A healthy diet helps to protect the human body against diseases such as obesity,cardiovascular diseases,
some types of cancer and skeletal conditions. Healthy diets also helps with maintaining an adequate body weight.
in this article we will cover one week of 5 healthy fat burning meals.
“I cant control everything in life but I can control what I put in my body”.
MONDAY
G.O.R.P
The classic hiking accompaniment makes a great snack.
Ingredients
1/2 ounce whole shelled (unpeeled) almonds
1/4 ounce unsalted dry-roasted peanuts
1/4 ounce dried cranberries
1 tbsp chopped pitted dates
1 1/2 tsp chocolate chips
Directions
- Combine almonds, peanuts, cranberries, dates and chocolate chips in a
small bowl.
(Makes 2 Servings)
Calories Per Serving: 102
TUESDAY
SESAME CARROTS
A simple snack, but the sesame seeds add a nice touch
Ingredients
2 cups baby carrots
1 tbsp toasted sesame seeds
Pinch of dried thyme
Pinch of kosher salt
Directions
- Toss carrots with sesame seeds, thyme and kosher salt in a small bowl.
(Makes 3 Servings)
Calories Per Serving: 33
WEDNESDAY
HUMMUS
This fresh version of a store bought favorite will blow you away with it’s
fresh taste
Ingredients
2 cups canned garbanzo beans, drained
1/3 cup tahini
1/4 cup lemon juice
1 tsp salt
2 cloves garlic, halved
1 tbsp olive oil
1 pinch paprika
1 tsp minced fresh parsley
Directions
- Place the garbanzo beans, tahini, lemon juice, salt and garlic in a blender
or food processor. Blend until smooth. Transfer mixture to a serving bowl.
- Drizzle olive oil over the garbanzo bean mixture. Sprinkle with paprika
and parsley.
(Makes 8 Servings)
Calories Per Serving: 77
THURSDAY
ROASTED PUMPKIN SEEDS
The Halloween favorite, is actually a nice healthy snack choice anytime of
year.
Ingredients
1 1/2 cups raw whole pumpkin seeds
2 tsp butter, melted
1 pinch salt
Directions
- Preheat oven to 300 degrees F (150 degrees C).

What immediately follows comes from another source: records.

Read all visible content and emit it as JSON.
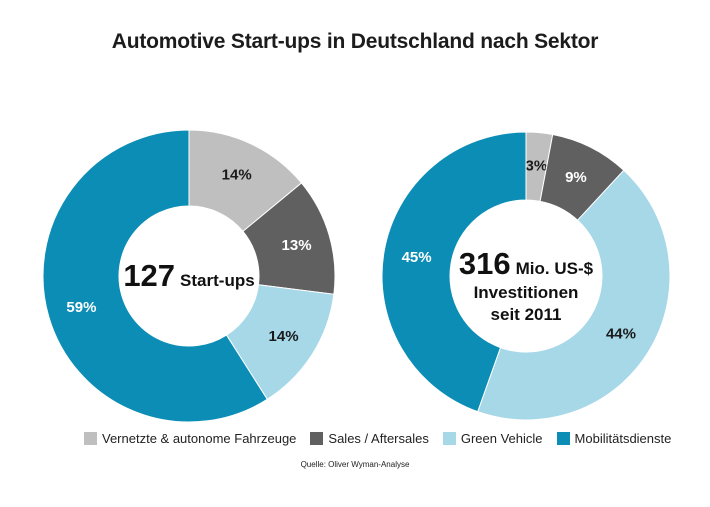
{
  "chart_data": [
    {
      "type": "pie",
      "title": "Automotive Start-ups in Deutschland nach Sektor",
      "categories": [
        "Vernetzte & autonome Fahrzeuge",
        "Sales / Aftersales",
        "Green Vehicle",
        "Mobilitätsdienste"
      ],
      "values": [
        14,
        13,
        14,
        59
      ],
      "labels": [
        "14%",
        "13%",
        "14%",
        "59%"
      ],
      "center": {
        "big": "127",
        "small": "Start-ups"
      }
    },
    {
      "type": "pie",
      "categories": [
        "Vernetzte & autonome Fahrzeuge",
        "Sales / Aftersales",
        "Green Vehicle",
        "Mobilitätsdienste"
      ],
      "values": [
        3,
        9,
        44,
        45
      ],
      "labels": [
        "3%",
        "9%",
        "44%",
        "45%"
      ],
      "center": {
        "big": "316",
        "small": "Mio. US-$",
        "line2": "Investitionen",
        "line3": "seit 2011"
      }
    }
  ],
  "title": "Automotive Start-ups in Deutschland nach Sektor",
  "legend": [
    {
      "label": "Vernetzte & autonome Fahrzeuge",
      "color": "#bfbfbf"
    },
    {
      "label": "Sales / Aftersales",
      "color": "#606060"
    },
    {
      "label": "Green Vehicle",
      "color": "#a6d8e8"
    },
    {
      "label": "Mobilitätsdienste",
      "color": "#0b8db5"
    }
  ],
  "label_colors": [
    "#1a1a1a",
    "#ffffff",
    "#1a1a1a",
    "#ffffff"
  ],
  "source": "Quelle: Oliver Wyman-Analyse"
}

- Toss seeds in a bowl with the melted butter and salt. Spread the seeds in a
single layer on a baking sheet and bake for about 45 minutes or until golden
brown; stir occasionally.
(Makes 6 Servings)
Calories Per Serving: 83
FRIDAY
CHEESY POPCORN
This snack is so tasty you will think it can’t be healthy.
Ingredients
4 cups hot air-popped popcorn
1/2 cup freshly grated Parmesan cheese
Cayenne pepper, to taste
Directions
- Toss popcorn with Parmesan and cayenne to taste.
(Makes 4 Servings)
Calories Per Serving: 75
SATURDAY
TOASTED NUTS
Nuts are full of heart healthy fats. A simple toasting will bring out their full
flavor.
Ingredients
1/2 cup chopped walnuts, or nut of your choice, you can also use a mix of
nuts if you want.
Directions
- Preheat the oven to 350°F.
- Spread the nuts out on a baking sheet.
- Toast the nuts in the oven until they are lightly browned, about 8-10
minutes. Do NOT burn.
- Cool and store in an airtight container for up to 2 weeks.
(Makes 8 Servings)
Calories Per Serving: 40
SUNDAY
SUN DRIED TOMATO DIP
This dip is perfect for veggies, tortillas or other healthy options like melba
toast.
Ingredients
1 cup sun-dried tomatoes, rehydrated
1 tbsp balsamic vinegar
1 cup non-fat cream cheese
1/2 cup non-fat sour cream
basil leaves, for garnishing
Directions
- Puree the sun-dried tomatoes and balsamic vinegar in the food processor.
Add the cream cheese and process until the mixture is smooth.
- Add the sour cream and pulse until combined. (Be careful not to over
process or the mixture will liquify.)
- Transfer the spread to a serving bowl and garnish with fresh basil.